Посудомоечная машина на большой кухне внизу – это алюминиевый кубистский кит, он лежит на животе, широко раскрыв пасть с усами из болтающихся резиновых полосок, сквозь которые он пропускает посуду и судки, оглаживая их на месте, а потом медленно поглощает их, моет и споласкивает глубоко в своем чреве, после чего выпускает их наружу с другой стороны, раскаленными и сверкающими. Иногда он кажется моим другом или, по крайней мере, моим домашним животным.
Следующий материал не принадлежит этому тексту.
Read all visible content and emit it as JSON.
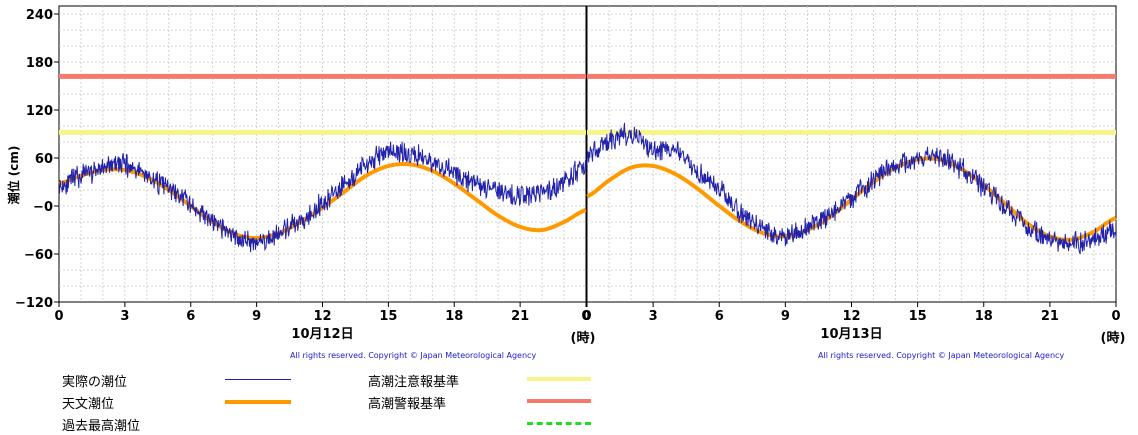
{
  "chart_data": [
    {
      "type": "line",
      "panel": "10月12日",
      "ylabel": "潮位 (cm)",
      "ylim": [
        -120,
        250
      ],
      "yticks": [
        "240",
        "180",
        "120",
        "60",
        "−0",
        "−60",
        "−120"
      ],
      "xticks": [
        "0",
        "3",
        "6",
        "9",
        "12",
        "15",
        "18",
        "21",
        "0"
      ],
      "xlabel": "10月12日",
      "xunit": "(時)",
      "copyright": "All rights reserved. Copyright © Japan Meteorological Agency",
      "thresholds": [
        {
          "name": "高潮注意報基準",
          "value": 92,
          "color": "#f5f58a"
        },
        {
          "name": "高潮警報基準",
          "value": 162,
          "color": "#f47a6e"
        }
      ],
      "series": [
        {
          "name": "天文潮位",
          "color": "#ff9900",
          "x": [
            0,
            1,
            2,
            3,
            4,
            5,
            6,
            7,
            8,
            9,
            10,
            11,
            12,
            13,
            14,
            15,
            16,
            17,
            18,
            19,
            20,
            21,
            22,
            23,
            24
          ],
          "values": [
            28,
            38,
            45,
            45,
            36,
            20,
            0,
            -20,
            -35,
            -40,
            -34,
            -20,
            -2,
            18,
            38,
            50,
            52,
            44,
            28,
            8,
            -12,
            -26,
            -30,
            -20,
            -5
          ]
        },
        {
          "name": "実際の潮位",
          "color": "#2222aa",
          "x": [
            0,
            1,
            2,
            3,
            4,
            5,
            6,
            7,
            8,
            9,
            10,
            11,
            12,
            13,
            14,
            15,
            16,
            17,
            18,
            19,
            20,
            21,
            22,
            23,
            24
          ],
          "values": [
            25,
            38,
            48,
            52,
            38,
            22,
            2,
            -20,
            -38,
            -44,
            -36,
            -18,
            4,
            28,
            52,
            68,
            64,
            55,
            42,
            28,
            18,
            12,
            18,
            30,
            50
          ]
        }
      ]
    },
    {
      "type": "line",
      "panel": "10月13日",
      "ylim": [
        -120,
        250
      ],
      "xticks": [
        "0",
        "3",
        "6",
        "9",
        "12",
        "15",
        "18",
        "21",
        "0"
      ],
      "xlabel": "10月13日",
      "xunit": "(時)",
      "copyright": "All rights reserved. Copyright © Japan Meteorological Agency",
      "thresholds": [
        {
          "name": "高潮注意報基準",
          "value": 92,
          "color": "#f5f58a"
        },
        {
          "name": "高潮警報基準",
          "value": 162,
          "color": "#f47a6e"
        }
      ],
      "series": [
        {
          "name": "天文潮位",
          "color": "#ff9900",
          "x": [
            0,
            1,
            2,
            3,
            4,
            5,
            6,
            7,
            8,
            9,
            10,
            11,
            12,
            13,
            14,
            15,
            16,
            17,
            18,
            19,
            20,
            21,
            22,
            23,
            24
          ],
          "values": [
            12,
            32,
            48,
            50,
            40,
            22,
            0,
            -20,
            -34,
            -38,
            -30,
            -14,
            8,
            30,
            48,
            58,
            58,
            46,
            26,
            2,
            -22,
            -38,
            -42,
            -32,
            -15
          ]
        },
        {
          "name": "実際の潮位",
          "color": "#2222aa",
          "x": [
            0,
            1,
            2,
            3,
            4,
            5,
            6,
            7,
            8,
            9,
            10,
            11,
            12,
            13,
            14,
            15,
            16,
            17,
            18,
            19,
            20,
            21,
            22,
            23,
            24
          ],
          "values": [
            65,
            80,
            90,
            72,
            68,
            45,
            20,
            -8,
            -28,
            -38,
            -28,
            -10,
            10,
            32,
            50,
            58,
            60,
            46,
            24,
            0,
            -26,
            -42,
            -46,
            -40,
            -28
          ]
        }
      ]
    }
  ],
  "legend": {
    "actual_label": "実際の潮位",
    "astro_label": "天文潮位",
    "record_label": "過去最高潮位",
    "advisory_label": "高潮注意報基準",
    "warning_label": "高潮警報基準",
    "actual_color": "#2222aa",
    "astro_color": "#ff9900",
    "record_color": "#22dd22",
    "advisory_color": "#f5f58a",
    "warning_color": "#f47a6e"
  }
}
Я ухаживаю за ним, мою и забочусь о нем, когда он заканчивает свой рабочий день, когда сквозь него обдутыми насухо проскальзывают последние судки и помещение становится похожим на теплую и влажную пещеру, где от выдохнутого посудомоечной машиной воздуха запотевают смотрящие в декабрьскую тьму огромные оконные стекла.
Каждый раз, когда меня командируют на большую кухню, моя работа заключается в наведении чистоты и порядка в конце рабочего дня: чистота и порядок сохраняются там до половины девятого следующего утра, когда в моечную после завтрака с грохотом поступают перемазанные кашей судки, но ночью должно быть чисто – наверняка существуют предписания по гигиене, которые важно соблюдать, чтобы не распространять заразу среди лежащих в больнице пациентов. Меня о таких предписаниях никто не проинформировал, но я представляю себе, что они существуют, и поэтому заведующая проявляет такую дотошность в отношении рыжей плесени, распространяющейся, подобно ржавчине, натеками, которые образуются в углублениях крышки посудомоечной машины и за ночь из-за влажного воздуха никогда до конца не высыхают, а превращаются в маленькие рыжие лужицы. В начале осени заведующая заставляла кого-нибудь другого из почасовиков, стоя на стуле, промывать всю верхнюю часть машины ручным душем с максимальным напором воды. Кристина, которая практикуется в моечной несколько дней в неделю, помогала переправлять грязную воду в канализационные стоки. Кристина недоразвитая, или как там это называется, не умственно отсталая, но медлительная, с пониженными умственными способностями; работая с ней, я раздражаюсь, в основном поскольку ей требуется так много времени, чтобы загрузить посуду в машину или забрать чистую – если Кристина стоит у сушилки, то мне приходится действовать медленнее обычного, чтобы не возникло хаоса, или бежать к ее концу машины и выхватывать ящик с крышками от судков или тарелки, чтобы те не рухнули на пол, если Кристина не успеет их поймать. Раздражает меня не столько дополнительная работа, сколько ощущение, что я выполняю ту же работу, что какая-то дурочка – я не знаю, как сформулировать по-другому, не знаю, как можно перефразировать, чтобы это не звучало неприятно, поскольку это неприятно.
В некоторые дни я думаю, что маюсь дурью – я же скоро отсюда уйду, а ведь действительно тяжело мне дается только это задание, против ресторанной работы как таковой я ничего не имею, и в обычном ресторане мытье посуды не казалось бы мне настолько отвратительным, даже в нашей столовой я не испытываю отвращения, но здесь, на большой кухне, мне никак не отделаться от мысли о том, откуда взялись контейнеры, которые я мою, с какого они прибыли отделения, какие пациенты из них ели и с какими болезнями. Некоторые маленькие контейнеры побывали у пациентов, способных есть только протертую пищу. С чем связаны их проблемы, я не знаю, возможно, они не могут жевать или глотать, или у них что-то не так с желудком или кишечником. В контейнерах мелкого размера подают маленькие порции различных пюре, и они часто возвращаются нетронутыми. Я стараюсь не вдыхать запах, когда выскребаю в измельчитель для пищевых отходов содержимое: ярко-зеленое гороховое пюре, морковное пюре, нечто серо-коричневое, видимо мясо, доведенное миксером до напоминающей мусс консистенции в отделении для особого питания на большой кухне.
Однако в некоторые дни мне кажется, что так и будет продолжаться.
Я буду всю оставшуюся жизнь выскребывать холодную еду в корыто, складывать в штабеля контейнеры и крышки на пару с умственно отсталой практиканткой, вечно ходить каждый рабочий день в страшной больничной одежде.